Jolie conte de noël aussi qui donnera joie àu chaumière a cette époque la !! Ce film est le bon catalyseur de l esprit du moment vraiment beau
Je suis plutôt "fleur bleue" mais j'avoue que là, j'ai trouvé ça "cul-cul". Je pense que ce film a en fait, terriblement vieilli. Peut-être aurait-il davantage plu en 1954, lorsque l'abbé Pierre lança son célèbre appel au secours sur les ondes de la radio ?
Le film n'a quasiment pas vieilli et reste une merveilleux plaidoyer de la foi en l'humanité. J'ai pleuré toutes les larmes de mon corps. Et ça fait un gros volume.
Le cinéma de Capra, c'est tout ce que j'aime. Je ne sais plus lequel de ses films j'ai vu en premier. mais je me souviens des claques reçues à chaque fois, en découvrant L'homme de la rue, Mr Smith au Sénat ou encore Vous ne l'emporterez pas avec vous. "La vie est belle" est bien-sûr un immense classique, un film finalement intemporel, coincé entre fantastique et réalisme social. James Stewart y est bien-sûr un George Bailey parfait. De toute façon, Stewart EST l'acteur idéal pour le cinéma de Capra. Je ne sais pas combien de fois j'ai vu ce chef-d'oeuvre mais aucune lassitude à chaque projection. Et rien que d'écrire ces quelques modestes lignes, j'ai envie de le revoir…
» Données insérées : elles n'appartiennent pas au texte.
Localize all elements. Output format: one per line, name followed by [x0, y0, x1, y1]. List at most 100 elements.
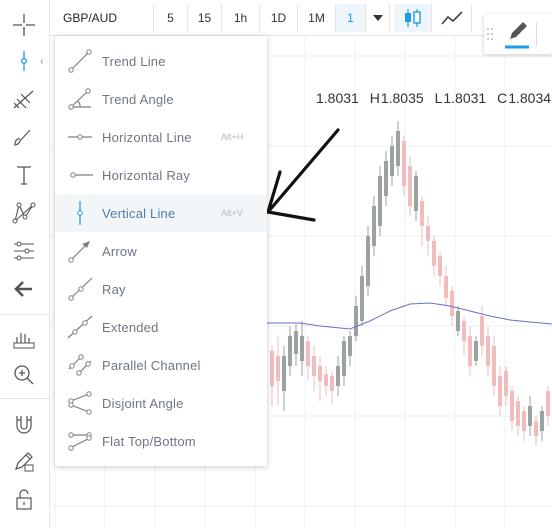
- top-toolbar: GBP/AUD 5 15 1h 1D 1M 1: [50, 0, 552, 36]
- candle-body: [408, 166, 412, 206]
- pattern-icon[interactable]: [8, 198, 40, 228]
- menu-item-horizontal-line[interactable]: Horizontal Line Alt+H: [55, 118, 267, 156]
- toolbar-divider: [0, 314, 50, 315]
- candle-body: [528, 406, 532, 426]
- candle-body: [312, 356, 316, 376]
- panel-divider: [536, 22, 537, 46]
- disjoint-angle-icon: [68, 391, 92, 415]
- candle-body: [288, 336, 292, 366]
- drag-handle-icon[interactable]: [486, 26, 494, 42]
- candle-body: [522, 411, 526, 431]
- candle-body: [366, 236, 370, 286]
- line-chart-button[interactable]: [432, 4, 472, 32]
- menu-item-trend-angle[interactable]: Trend Angle: [55, 80, 267, 118]
- menu-item-shortcut: Alt+H: [221, 132, 244, 142]
- menu-item-vertical-line[interactable]: Vertical Line Alt+V: [55, 194, 267, 232]
- menu-item-label: Parallel Channel: [102, 357, 201, 373]
- candle-body: [330, 376, 334, 391]
- magnet-icon[interactable]: [8, 410, 40, 440]
- menu-item-flat-top-bottom[interactable]: Flat Top/Bottom: [55, 422, 267, 460]
- flat-top-bottom-icon: [68, 432, 92, 451]
- lock-drawing-icon[interactable]: [8, 446, 40, 476]
- candle-body: [546, 391, 550, 416]
- menu-item-label: Disjoint Angle: [102, 395, 184, 411]
- brush-icon[interactable]: [8, 122, 40, 152]
- candle-body: [468, 336, 472, 366]
- candle-body: [456, 311, 460, 331]
- candles-button[interactable]: [394, 4, 432, 32]
- candle-body: [498, 376, 502, 406]
- ray-icon: [68, 277, 93, 301]
- menu-item-trend-line[interactable]: Trend Line: [55, 42, 267, 80]
- interval-1h-button[interactable]: 1h: [222, 4, 260, 32]
- drawing-tools-menu: Trend Line Trend Angle Horizontal Line A…: [55, 36, 267, 466]
- interval-15-button[interactable]: 15: [188, 4, 222, 32]
- arrow-icon: [68, 241, 90, 263]
- candle-body: [480, 316, 484, 346]
- ohlc-open-value: 1.8031: [316, 90, 359, 106]
- menu-item-label: Horizontal Ray: [102, 167, 191, 183]
- zoom-icon[interactable]: [8, 360, 40, 390]
- interval-1d-button[interactable]: 1D: [260, 4, 298, 32]
- pitchfork-icon[interactable]: [8, 84, 40, 114]
- candle-body: [372, 206, 376, 246]
- interval-1-button[interactable]: 1: [336, 4, 366, 32]
- extended-line-icon: [67, 315, 93, 339]
- interval-dropdown-button[interactable]: [366, 4, 390, 32]
- candle-body: [414, 176, 418, 211]
- candle-body: [450, 291, 454, 316]
- candle-body: [438, 256, 442, 276]
- candle-body: [402, 141, 406, 186]
- crosshair-icon[interactable]: [8, 10, 40, 40]
- candle-body: [534, 421, 538, 436]
- candle-body: [348, 336, 352, 356]
- menu-item-extended[interactable]: Extended: [55, 308, 267, 346]
- candle-body: [462, 321, 466, 341]
- back-arrow-icon[interactable]: [8, 274, 40, 304]
- candle-body: [378, 176, 382, 226]
- candle-body: [306, 341, 310, 366]
- candle-body: [474, 341, 478, 361]
- fib-icon[interactable]: [8, 236, 40, 266]
- moving-average-line: [267, 302, 552, 330]
- candle-body: [492, 346, 496, 386]
- interval-1m-button[interactable]: 1M: [298, 4, 336, 32]
- menu-item-label: Trend Angle: [102, 91, 174, 107]
- menu-item-parallel-channel[interactable]: Parallel Channel: [55, 346, 267, 384]
- interval-5-button[interactable]: 5: [154, 4, 188, 32]
- line-chart-icon: [440, 11, 463, 25]
- candle-body: [294, 331, 298, 354]
- candle-body: [270, 351, 274, 386]
- horizontal-line-icon: [68, 134, 92, 140]
- symbol-search-button[interactable]: GBP/AUD: [54, 4, 154, 32]
- menu-item-disjoint-angle[interactable]: Disjoint Angle: [55, 384, 267, 422]
- measure-icon[interactable]: [8, 324, 40, 354]
- candle-body: [300, 336, 304, 361]
- menu-item-label: Vertical Line: [102, 205, 176, 221]
- unlock-icon[interactable]: [8, 484, 40, 514]
- text-icon[interactable]: [8, 160, 40, 190]
- menu-item-horizontal-ray[interactable]: Horizontal Ray: [55, 156, 267, 194]
- candle-body: [426, 226, 430, 241]
- ohlc-close-label: C: [497, 90, 508, 106]
- parallel-channel-icon: [68, 354, 92, 376]
- menu-item-ray[interactable]: Ray: [55, 270, 267, 308]
- candle-body: [324, 374, 328, 386]
- pencil-button[interactable]: [502, 18, 532, 50]
- candle-body: [354, 306, 358, 336]
- candle-body: [396, 131, 400, 166]
- candle-body: [444, 276, 448, 298]
- candle-body: [486, 336, 490, 366]
- candles: [270, 121, 550, 446]
- pencil-icon: [505, 22, 529, 49]
- vertical-line-tool-icon[interactable]: [8, 46, 40, 76]
- candle-body: [390, 146, 394, 176]
- menu-item-arrow[interactable]: Arrow: [55, 232, 267, 270]
- vertical-line-icon: [77, 201, 83, 225]
- candle-body: [342, 341, 346, 376]
- candle-body: [432, 241, 436, 266]
- chevron-left-icon[interactable]: ‹: [40, 56, 44, 68]
- trend-angle-icon: [68, 88, 91, 110]
- menu-item-shortcut: Alt+V: [221, 208, 243, 218]
- candles-icon: [404, 9, 421, 27]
Méga classique du film de Noël, multi référencé dans la pop culture américaine, "It's a Wonderful Life" est peut-être aussi le film le plus connu de Frank Capra. Et à raison ! Cette fable raconte l'histoire de George Bailey, un homme intelligent et ambitieux, au coeur bon. Les circonstances vont continuellement le contraindre à sacrifier ses envies pour le bien commun, et rester dans sa petite ville et son emploi qu'il déteste, au grand dam de son désir d'explorer le monde. Jusqu'à ce qu'un coup dur ne nécessite une manifestation des anges (rien que ça !). Véritable ode à la vie, le message du film apparait peut-être simple : "vivez et profitez de ce que vous avez construit, au lieu de planifier et de vous lamentez sur vos échecs". Son grand optimisme sur le genre humain a également été pointé du doigt. Cela n'empêche pas "It's a Wonderful Life" de traiter des thèmes très sérieux (Dépression, Guerre). De montrer aussi la face sombre de l'humanité (racisme, arrivisme, pingrerie...) et les failles de son protagoniste. Pour son retour au cinéma après une brillante carrière de pilote militaire pendant la Guerre, James Stewart est excellent dans ce rôle en or. Un Américain malin, plein d'énergie et d'ambition, dont la morale va devoir en permanence se confronter à la réalité. Mais si on éthique cèdera rarement, il aura souvent des doutes ou des moments de dépression. C'est alors que le personnage tendre de Donna Deed (la vraie héroïne du film pour certains !) le relèvera quand il en aura besoin. Outre le fait qu'il soit ainsi l'un des films par excellence sur le genre humain, "It's a Wonderful Life" est surtout une belle oeuvre. La mise en scène est globalement simple, mais inspirée (cette narration angélique est par exemple une introduction astucieuse !). Tandis que le film n'est pas avare de trouvailles : il s'agit de l'un des premiers tournages américain ayant utilisé de la neige chimique particulièrement réaliste à l'écran. La technique privilégiée avant cela était l'utilisation... de corn flakes (!), avec les désagrément sonore que l'on imagine quand les personnages marchaient... Du tout bon.